Verordnung über den elektronischen Zugriff der Kindes- und Erwachsenenschutzbehörden auf die Einwohnerregister

(vom 19. Dezember 2012)[1][2]

Der Regierungsrat,

gestützt auf § 74 Abs. 2 des Einführungsgesetzes zum Kindes- und Erwachsenenschutzrecht vom 25. Juni 2012 (EG KESR)[1]

Zweck des Zugriffs

§ 1.

Die Kindes- und Erwachsenenschutzbehörde (KESB) kann auf die Daten der Einwohnerregister der Gemeinden ihres Kindes- und Erwachsenenschutzkreises zugreifen, um in rechtshängigen Verfahren

a.ihre örtliche Zuständigkeit abzuklären,

b.die Richtigkeit der ihr vorliegenden Daten zu überprüfen.

Zugriffsberechtigte Personen

§ 2.

Jede KESB bezeichnet für jedes Kollegium gemäss § 9 EG KESR eine zugriffsberechtigte Person und zwei Stellvertreterinnen oder Stellvertreter.

Beschränkung des Zugriffs

§ 3.

Die Gemeinden stellen sicher, dass nur die zugriffsberechtigten Personen auf das Einwohnerregister zugreifen können und der Zugriff der KESB auf die Daten gemäss § 74 Abs. 1 EG KESR beschränkt ist.

Protokollierung

§ 4.

1

Die Gemeinden protokollieren, wer auf die Daten zugegriffen hat und wann der Zugriff erfolgt ist.

2

Sie speichern die Protokolle während eines Jahres und löschen sie anschliessend automatisiert.

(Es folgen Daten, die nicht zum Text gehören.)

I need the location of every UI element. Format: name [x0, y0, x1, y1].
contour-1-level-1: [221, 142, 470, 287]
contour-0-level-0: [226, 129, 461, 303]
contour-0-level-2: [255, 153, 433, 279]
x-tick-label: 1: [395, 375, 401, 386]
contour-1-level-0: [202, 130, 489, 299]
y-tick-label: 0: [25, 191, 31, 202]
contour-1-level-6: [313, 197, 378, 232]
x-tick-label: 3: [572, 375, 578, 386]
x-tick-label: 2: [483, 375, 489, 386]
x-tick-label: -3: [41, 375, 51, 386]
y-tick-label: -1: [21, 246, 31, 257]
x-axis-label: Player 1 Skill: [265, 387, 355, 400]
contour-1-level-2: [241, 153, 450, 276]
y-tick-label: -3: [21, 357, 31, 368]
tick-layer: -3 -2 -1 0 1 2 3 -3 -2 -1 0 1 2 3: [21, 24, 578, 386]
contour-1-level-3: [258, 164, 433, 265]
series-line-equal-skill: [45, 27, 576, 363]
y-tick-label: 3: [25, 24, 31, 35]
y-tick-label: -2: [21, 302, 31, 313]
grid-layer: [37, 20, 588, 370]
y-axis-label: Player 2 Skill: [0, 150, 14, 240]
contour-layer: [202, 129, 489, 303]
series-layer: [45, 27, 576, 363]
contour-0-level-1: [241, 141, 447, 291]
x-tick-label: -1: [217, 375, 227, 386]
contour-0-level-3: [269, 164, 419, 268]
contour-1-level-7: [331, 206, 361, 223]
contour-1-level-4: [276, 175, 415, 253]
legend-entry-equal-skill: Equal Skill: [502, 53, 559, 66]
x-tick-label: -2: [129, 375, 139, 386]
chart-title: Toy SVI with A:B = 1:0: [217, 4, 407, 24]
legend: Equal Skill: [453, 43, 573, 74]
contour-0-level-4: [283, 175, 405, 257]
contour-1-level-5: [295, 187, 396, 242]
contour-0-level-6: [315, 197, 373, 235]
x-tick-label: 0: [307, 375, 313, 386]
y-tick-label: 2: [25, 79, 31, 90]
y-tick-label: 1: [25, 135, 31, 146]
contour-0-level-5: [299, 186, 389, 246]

Zugriff auf die Protokolle

§ 5.

1

Die für die Datenverarbeitung der Gemeinde verantwortliche Person und ihre Stellvertretung haben Zugriff auf die Protokolle.

2

Sie gewähren der Aufsichtsbehörde über die KESB Einsicht in die Protokolle.


[1] OS 68, 112; Begründung siehe ABl 2013-01-11.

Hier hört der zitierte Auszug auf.